Şimdi bu size çeşitli seçenekler sunuyor. İsterseniz tek tek bu seçeneklere bakalım, ne işe yarayacaklar. İlk seçeneğimiz bu yayınlara bir zaman sınırı koyuyorsunuz. Diyorsunuz ki, ben gebelik ve anemi ile ilgili içinde demir geçmeyen, B12 geçmeyen makalelerin sadece son beş yılda yayınlananlarını taramak istiyorum. Beş yıl dedik, arama motoruna bastık, Search’e. Evet, gördüğünüz gibi bir anda 15.000 tane 14.000 tane makale sayımız 1865’e indi; ama bu da çok. Biraz daha bunu isterseniz ayrıntılı yapalım. Bu arada dikkat edin her gittiğiniz aktif sınır, koyduğunuz limit, burada çıkmaya başladı. Son beş sene içinde yayınlananlar. Yine gidelim “Limits”e. Hangi tip makalelere bakmak istiyorsunuz? Ben buradan şunları seçiyorum; ben klinik araştırmalara bakmak istiyorum, meta-analiz varsa meta-analizlere bakmak istiyorum, kılavuzlara bakmak istiyorum, derlemelere bakmak istiyorum, bunları istiyorum diğerleri beni ilgilendirmiyor. Böyle bakalım; evet, gördüğünüz gibi rakam 381’e, daha giderek daha makul daha iyi bir rakama indi. Görüyorsunuz benim girdiğim seçenekler burada sıralanmaya devam edecek. Ama fazla makale kalitesinden ve çeşidinden fedakârlıkta bulunmadan acaba başka elemeler yapabilir miyiz? Tabi ki yapabiliriz. Hayvan denemeleri ilgilendirmiyorsa sizi sadece insanlarda yapılan çalışmaları merak ediyor olabilirsiniz. Yine önemli bir seçenek burada; dikkat ederseniz burada “Subsets” bölümünde dergileri konularına göre sınıflandırıyor. Diş hekimliği dergileri, kanserle ilgili dergiler. Burada genellikle tıklamamız gereken bu, “Core Clinical Journals” yani Çekirdek Klinik Dergiler. Burada kastedilen şey; impakt faktörü kuvvetli, çok fazla okunan ve çok yaygın olarak kullanılan tıp dergilerini kastediyor, ona tıkladıktan sonra bir bakalım. Evet, gördüğünüz gibi 53 tane makale kaldı elimizde. Bunlara nasıl bakabiliriz; böyle görebilirsiniz ama içinde ne var diye merak ediyorsanız tek tek bakabilirsiniz ama daha kolayı soldaki “Display Settings” kısmından özet seçeneğini abstraktla değiştirmek yani makale özetini değiştirmek, her sayfada kaç tane görmek istiyorsanız onu belirlemek.

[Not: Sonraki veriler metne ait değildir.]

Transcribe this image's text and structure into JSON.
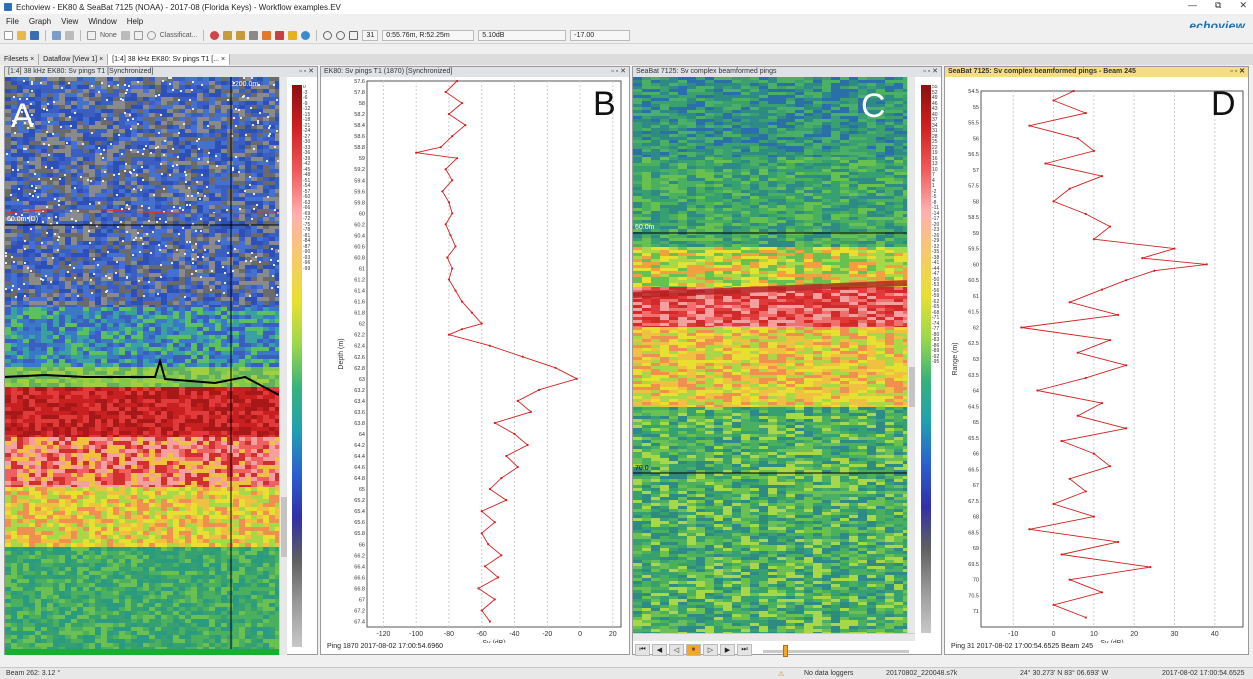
{
  "window": {
    "title": "Echoview - EK80 & SeaBat 7125 (NOAA) - 2017-08 (Florida Keys) - Workflow examples.EV",
    "logo": "echoview",
    "min": "—",
    "restore": "⧉",
    "close": "✕"
  },
  "menu": [
    "File",
    "Graph",
    "View",
    "Window",
    "Help"
  ],
  "toolbar": {
    "none_label": "None",
    "classification_label": "Classificat...",
    "ping_field": "31",
    "position_field": "0:55.76m, R:52.25m",
    "db_field": "5.10dB",
    "value_field": "-17.00"
  },
  "tabs": [
    "Filesets",
    "Dataflow [View 1]",
    "[1:4] 38 kHz EK80: Sv pings T1 [..."
  ],
  "tab_close": "×",
  "pane_controls": "▫ ▫ ✕",
  "panel_a": {
    "header": "[1:4] 38 kHz EK80: Sv pings T1 [Synchronized]",
    "label": "A",
    "range_marker": "1200.0m",
    "depth_marker": "60.0m (D)",
    "scale_ticks": [
      "0",
      "-3",
      "-6",
      "-9",
      "-12",
      "-15",
      "-18",
      "-21",
      "-24",
      "-27",
      "-30",
      "-33",
      "-36",
      "-39",
      "-42",
      "-45",
      "-48",
      "-51",
      "-54",
      "-57",
      "-60",
      "-63",
      "-66",
      "-69",
      "-72",
      "-75",
      "-78",
      "-81",
      "-84",
      "-87",
      "-90",
      "-93",
      "-96",
      "-99"
    ]
  },
  "panel_b": {
    "header": "EK80: Sv pings T1 (1870) [Synchronized]",
    "label": "B",
    "footer": "Ping 1870 2017-08-02 17:00:54.6960"
  },
  "panel_c": {
    "header": "SeaBat 7125: Sv complex beamformed pings",
    "label": "C",
    "marker_60": "60.0m",
    "marker_70": "70.0",
    "scale_ticks": [
      "55",
      "52",
      "49",
      "46",
      "43",
      "40",
      "37",
      "34",
      "31",
      "28",
      "25",
      "22",
      "19",
      "16",
      "13",
      "10",
      "7",
      "4",
      "1",
      "-2",
      "-5",
      "-8",
      "-11",
      "-14",
      "-17",
      "-20",
      "-23",
      "-26",
      "-29",
      "-32",
      "-35",
      "-38",
      "-41",
      "-44",
      "-47",
      "-50",
      "-53",
      "-56",
      "-59",
      "-62",
      "-65",
      "-68",
      "-71",
      "-74",
      "-77",
      "-80",
      "-83",
      "-86",
      "-89",
      "-92",
      "-95"
    ],
    "controls": [
      "⏮",
      "◀",
      "◁",
      "⏸",
      "▷",
      "▶",
      "⏭"
    ]
  },
  "panel_d": {
    "header": "SeaBat 7125: Sv complex beamformed pings - Beam 245",
    "label": "D",
    "footer": "Ping 31 2017-08-02 17:00:54.6525 Beam 245"
  },
  "status": {
    "beam": "Beam 262: 3.12 °",
    "loggers": "No data loggers",
    "file": "20170802_220048.s7k",
    "coords": "24° 30.273' N 83° 06.693' W",
    "time": "2017-08-02 17:00:54.6525"
  },
  "chart_data": [
    {
      "type": "line",
      "title": "",
      "xlabel": "Sv (dB)",
      "ylabel": "Depth (m)",
      "xlim": [
        -130,
        25
      ],
      "ylim": [
        57.6,
        67.5
      ],
      "xticks": [
        -120,
        -100,
        -80,
        -60,
        -40,
        -20,
        0,
        20
      ],
      "yticks": [
        57.6,
        57.8,
        58,
        58.2,
        58.4,
        58.6,
        58.8,
        59,
        59.2,
        59.4,
        59.6,
        59.8,
        60,
        60.2,
        60.4,
        60.6,
        60.8,
        61,
        61.2,
        61.4,
        61.6,
        61.8,
        62,
        62.2,
        62.4,
        62.6,
        62.8,
        63,
        63.2,
        63.4,
        63.6,
        63.8,
        64,
        64.2,
        64.4,
        64.6,
        64.8,
        65,
        65.2,
        65.4,
        65.6,
        65.8,
        66,
        66.2,
        66.4,
        66.6,
        66.8,
        67,
        67.2,
        67.4
      ],
      "series": [
        {
          "color": "#d42020",
          "y": [
            57.6,
            57.8,
            58,
            58.2,
            58.4,
            58.6,
            58.8,
            58.9,
            59,
            59.2,
            59.4,
            59.6,
            59.8,
            60,
            60.2,
            60.4,
            60.6,
            60.8,
            61,
            61.2,
            61.4,
            61.6,
            61.8,
            62,
            62.1,
            62.2,
            62.4,
            62.6,
            62.8,
            63,
            63.2,
            63.4,
            63.6,
            63.8,
            64,
            64.2,
            64.4,
            64.6,
            64.8,
            65,
            65.2,
            65.4,
            65.6,
            65.8,
            66,
            66.2,
            66.4,
            66.6,
            66.8,
            67,
            67.2,
            67.4
          ],
          "x": [
            -75,
            -82,
            -72,
            -80,
            -70,
            -78,
            -85,
            -100,
            -75,
            -82,
            -78,
            -84,
            -80,
            -78,
            -82,
            -79,
            -76,
            -81,
            -78,
            -80,
            -76,
            -72,
            -66,
            -60,
            -72,
            -80,
            -55,
            -35,
            -15,
            -2,
            -25,
            -38,
            -30,
            -52,
            -40,
            -32,
            -45,
            -38,
            -48,
            -55,
            -45,
            -60,
            -52,
            -60,
            -56,
            -48,
            -58,
            -50,
            -62,
            -52,
            -60,
            -55
          ]
        }
      ]
    },
    {
      "type": "line",
      "title": "",
      "xlabel": "Sv (dB)",
      "ylabel": "Range (m)",
      "xlim": [
        -18,
        47
      ],
      "ylim": [
        54.5,
        71.5
      ],
      "xticks": [
        -10,
        0,
        10,
        20,
        30,
        40
      ],
      "yticks": [
        54.5,
        55,
        55.5,
        56,
        56.5,
        57,
        57.5,
        58,
        58.5,
        59,
        59.5,
        60,
        60.5,
        61,
        61.5,
        62,
        62.5,
        63,
        63.5,
        64,
        64.5,
        65,
        65.5,
        66,
        66.5,
        67,
        67.5,
        68,
        68.5,
        69,
        69.5,
        70,
        70.5,
        71
      ],
      "series": [
        {
          "color": "#d42020",
          "y": [
            54.5,
            54.8,
            55.2,
            55.6,
            56,
            56.4,
            56.8,
            57.2,
            57.6,
            58,
            58.4,
            58.8,
            59.2,
            59.5,
            59.8,
            60,
            60.2,
            60.5,
            60.8,
            61.2,
            61.6,
            62,
            62.4,
            62.8,
            63.2,
            63.6,
            64,
            64.4,
            64.8,
            65.2,
            65.6,
            66,
            66.4,
            66.8,
            67.2,
            67.6,
            68,
            68.4,
            68.8,
            69.2,
            69.6,
            70,
            70.4,
            70.8,
            71.2
          ],
          "x": [
            5,
            0,
            8,
            -6,
            6,
            10,
            -2,
            12,
            4,
            0,
            8,
            14,
            10,
            30,
            22,
            38,
            25,
            18,
            12,
            4,
            16,
            -8,
            14,
            6,
            18,
            8,
            -4,
            12,
            6,
            18,
            2,
            10,
            14,
            4,
            8,
            0,
            10,
            -6,
            16,
            2,
            24,
            4,
            12,
            0,
            8
          ]
        }
      ]
    }
  ]
}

Bunu da tıkladık ve gördük ki artık bunlar karşımıza tek tek bildirileriyle, bildiri özetleriyle birlikte gelmeye başladı. Tabi burada güzel bir şey daha var, bunların altına bakın. Bazı makalelerin altında tam metin makale yani “full text article” yazıyor.

Ama hemen sevinmemenizi öneririm. Çünkü örneğin buna tıkladığınız zaman Elsevier’in makalelerine genellikle, eğer bulunduğunuz kurum buraya üye değilse karşınıza böyle bir sayfa gelir ama bu makaleyi okumanız için mutlaka sizden bir şifre, üyelik numarası ya da o dergiye abone olduğunuzu gösteren bir giriş ister; eğer o makale herkese açık bir makale değilse. Dolayısıyla öyle bir yol bulmanız lazım ki, bizim bu 50’nin üzerindeki makale içinde hangileri acaba tüm metin karşımıza gelebilir; bunu seçip. “Limits”e dönelim. “Limits”te dikkat ederseniz burada şöyle bir bölüm var. Tam metinli makalelerin bağlantısı, bir ilk seçeceğimiz ama dediğim gibi bunların bazıları şifreli. Burada ise tam metin makalelere serbest bağlantı daha doğrusu, serbest tam metin makalelere bağlantı, bunu tıklayalım. Mesela bu arada İngilizce olanlarını da tıklayalım ki başka dillerde olanlar gelmesin karşımıza. Erkek kadın ayırımı, gebelikten bahsediyoruz, çok gerekli değil burada yapmak. Şimdi yine aramaya tıklayalım. Bu sefer karşımıza dikkat ederseniz 50’nin üzerindeki makalenin 21 tanesi geldi.

Bu 21 tane makalenin özelliği artık bunların hepsine tam metin olarak ulaşmak mümkün.

Herhangi bir tanesini seçin, zaten görüyorsunuz da burada serbest olduğunu gösteriyor, diyelim ki bunu seçtiniz, sağ tarafta tam metin olduğunu gösteren yerler var, iki ayrı yerden ulaşmak mümkün. Ben genelde “Pubmed Central”i seçiyorum çünkü burada daha iyi oluyor, daha kolay oluyor.

Evet, gördüğünüz gibi makale tam metin karşınıza geldi. Eğer böyle html formatında web sayfası formatında görmek istemiyorsanız burada PDF’ye basıp, makaleyi PDF formatında yani kastettiğimiz, dergide yayınlanan şekliyle rahatlıkla okuyabilir, print edebilir ve kullanabilirsiniz.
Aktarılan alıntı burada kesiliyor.